N.06
Novembre/Dicembre 1996

I consacrati, testimoni credibili di povertà

La persistente “crisi delle vocazioni” alla vita religiosa, specialmente apostolica, in Italia, è stata a lungo vissuta all’interno degli istituti religiosi con atteggiamenti che oscillavano tra la sostanziale rimozione del problema e il diffuso senso di colpa, specialmente tra quanti operavano più direttamente nel campo. Ormai siamo consapevoli che la difficoltà non è congiunturale e transitoria, ma è strutturale. Essa si manifesta come sintomo della più vasta crisi di un modello di vita religiosa che, dunque, ha nel suo complesso bisogno di una totale revisione. Detto diversamente, la vita religiosa apostolica esplosa nell’Ottocento, molto esposta sul fronte dell’apostolato di servizio, ma con scarso supporto spirituale, patisce oggi una vera e propria crisi di identità, dovuta alla genericità della sua proposta e alla marginalità della sua posizione. Di qui anche la fiacchezza del suo richiamo vocazionale.

 

Crisi strutturale

Ma andiamo con ordine. Perché si deve ormai parlare di crisi di un modello, di proposta apostolica generica? Perché, a partire dagli anni ‘60, tutta una serie di interventi statali ha prodotto una serie di leggi e un’offerta di servizi (si pensi alla riforma della scuola dell’obbligo, alla riforma sanitaria, alle leggi sull’handicap, sull’affido e l’adozione, sul volontariato…) tali da rendere obsolete molte opere tradizionalmente tenute dai religiosi (per es. gli orfanotrofi) e da ricollocare le altre all’interno della normativa pubblica.

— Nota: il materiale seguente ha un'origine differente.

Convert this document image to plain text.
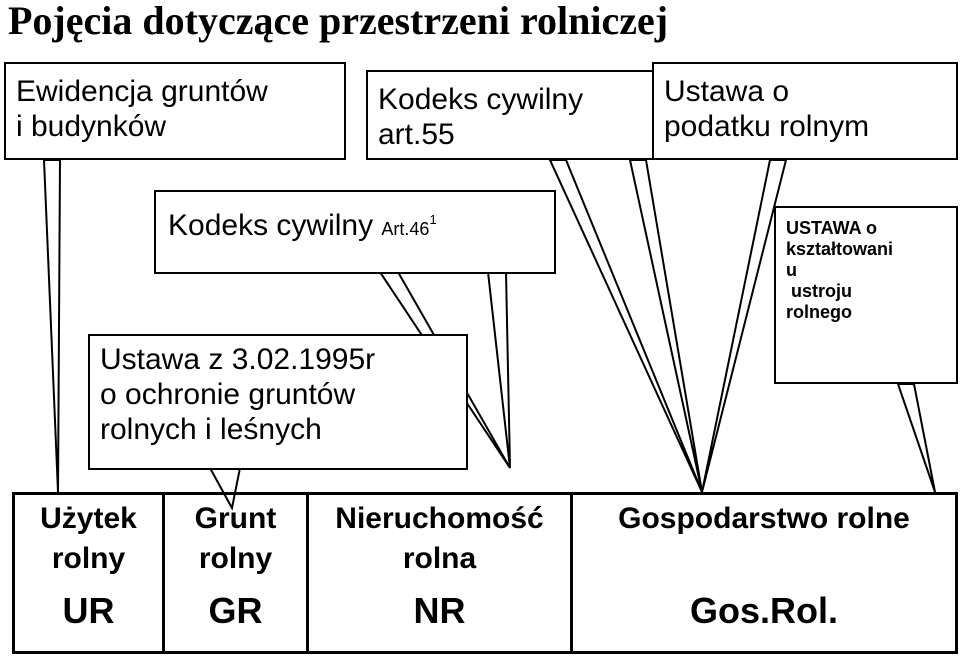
Pojęcia dotyczące przestrzeni rolniczej
Ewidencja gruntów
i budynków
Kodeks cywilny
art.55
Ustawa o
podatku rolnym
Kodeks cywilny $Art.46^1$
Ustawa z 3.02.1995r
o ochronie gruntów
rolnych i leśnych
USTAWA o
kształtowani
u
ustroju
rolnego
Użytek
rolny
UR
Grunt
rolny
GR
Nieruchomość
rolna
NR
Gospodarstwo rolne
Gos.Rol.
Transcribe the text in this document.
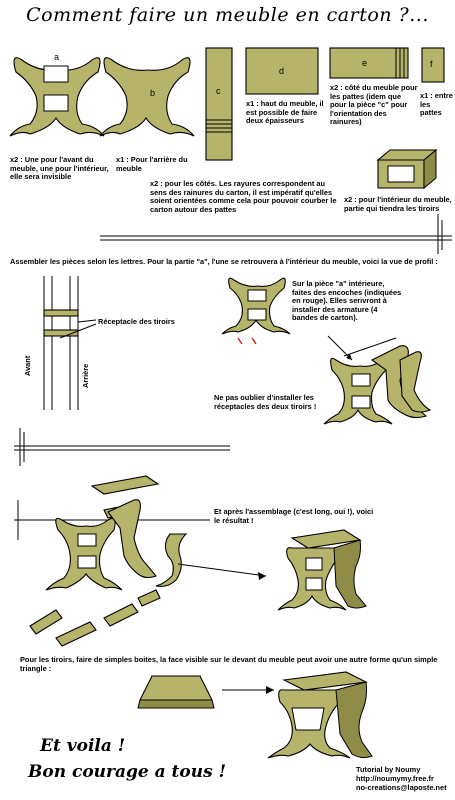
Comment faire un meuble en carton ?...
a
b	c
d
e	f
x2 : Une pour l'avant du meuble, une pour l'intérieur, elle sera invisible
x1 : Pour l'arrière du meuble
x1 : haut du meuble, il est possible de faire deux épaisseurs
x2 : côté du meuble pour les pattes (idem que pour la pièce "c" pour l'orientation des rainures)
x1 : entre les pattes
x2 : pour les côtés. Les rayures correspondent au sens des rainures du carton, il est impératif qu'elles soient orientées comme cela pour pouvoir courber le carton autour des pattes
x2 : pour l'intérieur du meuble, partie qui tiendra les tiroirs
Assembler les pièces selon les lettres. Pour la partie "a", l'une se retrouvera à l'intérieur du meuble, voici la vue de profil :
Réceptacle des tiroirs
Avant	Arrière
Sur la pièce "a" intérieure, faites des encoches (indiquées en rouge). Elles serivront à installer des armature (4 bandes de carton).
Ne pas oublier d'installer les réceptacles des deux tiroirs !
Et après l'assemblage (c'est long, oui !), voici le résultat !
Pour les tiroirs, faire de simples boites, la face visible sur le devant du meuble peut avoir une autre forme qu'un simple triangle :
Et voila !
Bon courage a tous !	Tutorial by Noumy
http://noumymy.free.fr
no-creations@laposte.net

Questo ha prodotto due effetti di impatto rilevante sull’apostolato dei religiosi: la professionalizzazione della vocazione apostolica e la standardizzazione dei loro servizi. Per poter continuare a operare, anche all’interno delle proprie opere, i religiosi hanno dovuto procurarsi i titoli (maestro, educatore, infermiere…) che lo stato richiede ai laici. In qualche modo i religiosi hanno dovuto laicizzarsi per poter continuare a fare ciò che già facevano. Anche le opere hanno subito un destino analogo. Una normativa sempre più dettagliata e fiscale le ha riconfigurate secondo modelli standard che rispondono a requisiti validi sia per le istituzioni pubbliche che per quelle private. Lo stesso servizio che si svolge è stato codificato attraverso una legislazione attenta ad assicurare agli utenti un’omogeneità di trattamento. L’effetto finale di questa trasformazione è stato che le opere dei religiosi sono state progressivamente sottratte alla loro libera iniziativa e alla loro autonomia per essere ridefinite essenzialmente come servizi pubblici gestiti da privati.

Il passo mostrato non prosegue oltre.